Fourth Sunday of Easter
1 Peter 2:19-25: For it is to your credit if, being aware of God, you endure pain while suffering unjustly. If you endure when you are beaten for doing wrong, where is the credit in that? But if you endure when you do right and suffer for it, you have God’s approval. For to this you have been called, because Christ also suffered for you, leaving you an example, so that you should follow in his steps. ‘He committed no sin, and no deceit was found in his mouth.’ When he was abused, he did not return abuse; when he suffered, he did not threaten; but he entrusted himself to the one who judges justly. He himself bore our sins in his body on the cross, so that, free from sins, we might live for righteousness; by his wounds you have been healed. For you were going astray like sheep, but now you have returned to the shepherd and guardian of your souls.
Summary – Peter’s first epistle was written to those who were suffering persecutions. It may be that it was written earlier than many consider and therefore reflects the persecutions surrounding Acts 7 or 12 (e.g., believing Jews scattered after persecutions arose in Jerusalem). The more conventional view is that these persecutions were part of the Neronian persecution which began 64 A.D. In the process of giving expectations to those under duress, Peter naturally moves to the suffering that Jesus experienced and shows as a model Jesus suffering without retaliation. These verses are some of the richest statements about redemption in the pages of Scripture. “He himself bore our sins in his body on the cross, so that, free from sins, we might live for righteousness; by his wounds you have been healed.”

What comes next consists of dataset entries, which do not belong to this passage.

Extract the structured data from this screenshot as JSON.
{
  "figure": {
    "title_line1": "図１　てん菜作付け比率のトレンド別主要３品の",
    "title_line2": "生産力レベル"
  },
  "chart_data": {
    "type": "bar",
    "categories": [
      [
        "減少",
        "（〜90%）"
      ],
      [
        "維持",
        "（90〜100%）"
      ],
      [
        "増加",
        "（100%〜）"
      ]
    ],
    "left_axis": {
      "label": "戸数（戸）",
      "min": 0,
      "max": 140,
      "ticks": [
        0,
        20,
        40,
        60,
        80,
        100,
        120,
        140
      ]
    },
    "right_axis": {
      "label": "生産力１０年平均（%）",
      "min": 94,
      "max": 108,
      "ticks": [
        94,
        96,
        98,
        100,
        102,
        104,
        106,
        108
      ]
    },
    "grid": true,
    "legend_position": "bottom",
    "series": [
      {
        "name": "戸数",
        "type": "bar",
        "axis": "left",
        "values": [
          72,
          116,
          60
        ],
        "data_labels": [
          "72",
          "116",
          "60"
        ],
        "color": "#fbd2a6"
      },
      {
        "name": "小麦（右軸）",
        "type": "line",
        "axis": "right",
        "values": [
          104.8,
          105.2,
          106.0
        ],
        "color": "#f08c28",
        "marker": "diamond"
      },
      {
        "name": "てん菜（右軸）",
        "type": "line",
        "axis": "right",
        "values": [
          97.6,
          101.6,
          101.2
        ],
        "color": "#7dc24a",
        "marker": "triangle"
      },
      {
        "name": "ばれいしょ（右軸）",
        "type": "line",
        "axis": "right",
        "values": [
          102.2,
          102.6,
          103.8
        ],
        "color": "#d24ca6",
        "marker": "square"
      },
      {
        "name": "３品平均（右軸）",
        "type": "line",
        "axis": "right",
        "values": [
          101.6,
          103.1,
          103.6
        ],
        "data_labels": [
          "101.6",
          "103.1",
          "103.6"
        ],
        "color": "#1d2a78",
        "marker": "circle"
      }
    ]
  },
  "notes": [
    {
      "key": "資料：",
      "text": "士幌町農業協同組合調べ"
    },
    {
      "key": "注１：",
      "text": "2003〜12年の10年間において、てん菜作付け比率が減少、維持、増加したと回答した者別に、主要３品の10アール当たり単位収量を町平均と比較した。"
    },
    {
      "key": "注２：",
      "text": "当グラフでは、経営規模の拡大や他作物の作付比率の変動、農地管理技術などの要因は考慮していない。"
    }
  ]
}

Insight – Whatever the original setting, the principles Peter teaches are readily applicable. We cannot reason that because we are in a desperate situation, we can be unkind, revile, retaliate, or anyway take our own vengeance. That is exactly what we are tempted to do when someone comes against us. Whether it is an unkind word, a taunt, bullying, criticism . . . any of these things tempt us to respond with a desire of repaying evil with evil. But Peter provides the redemptive model and motivation. Jesus modeled for us a person who could receive harm without giving it back. Jesus simply entrusted Himself to the Father. But Jesus’s once-for-all suffering provides us with the freedom and the spiritual resources to never pay back evil for evil. Christ model became salvation so that we can live for righteousness and we have healing in Him. We do not need to get deliverance for ourselves or right every wrong done to us. God was take care of it and he is a much better at justice than we are: God “judges justly.”
Child’s Catechism -What did Jesus do for us? “He himself bore our sins in his body on the cross, so that, free from sins, we might live for righteousness; by his wounds you have been healed.”
Discussion – Can you think of one person that has wronged you? How can you apply this call to not repay evil with evil in that situation?
Prayer – Almighty God, in this Eastertide, give us grace to endure all manner of light afflictions and troubling suffering(s) so that we may more fully appreciate the once-for-all work of the only Savior who brought healing to us through His stripes and Life indeed through His resurrection. May we walk in His steps so that we may ascend in His glory through His resurrection power. In His name above every name we pray. Amen.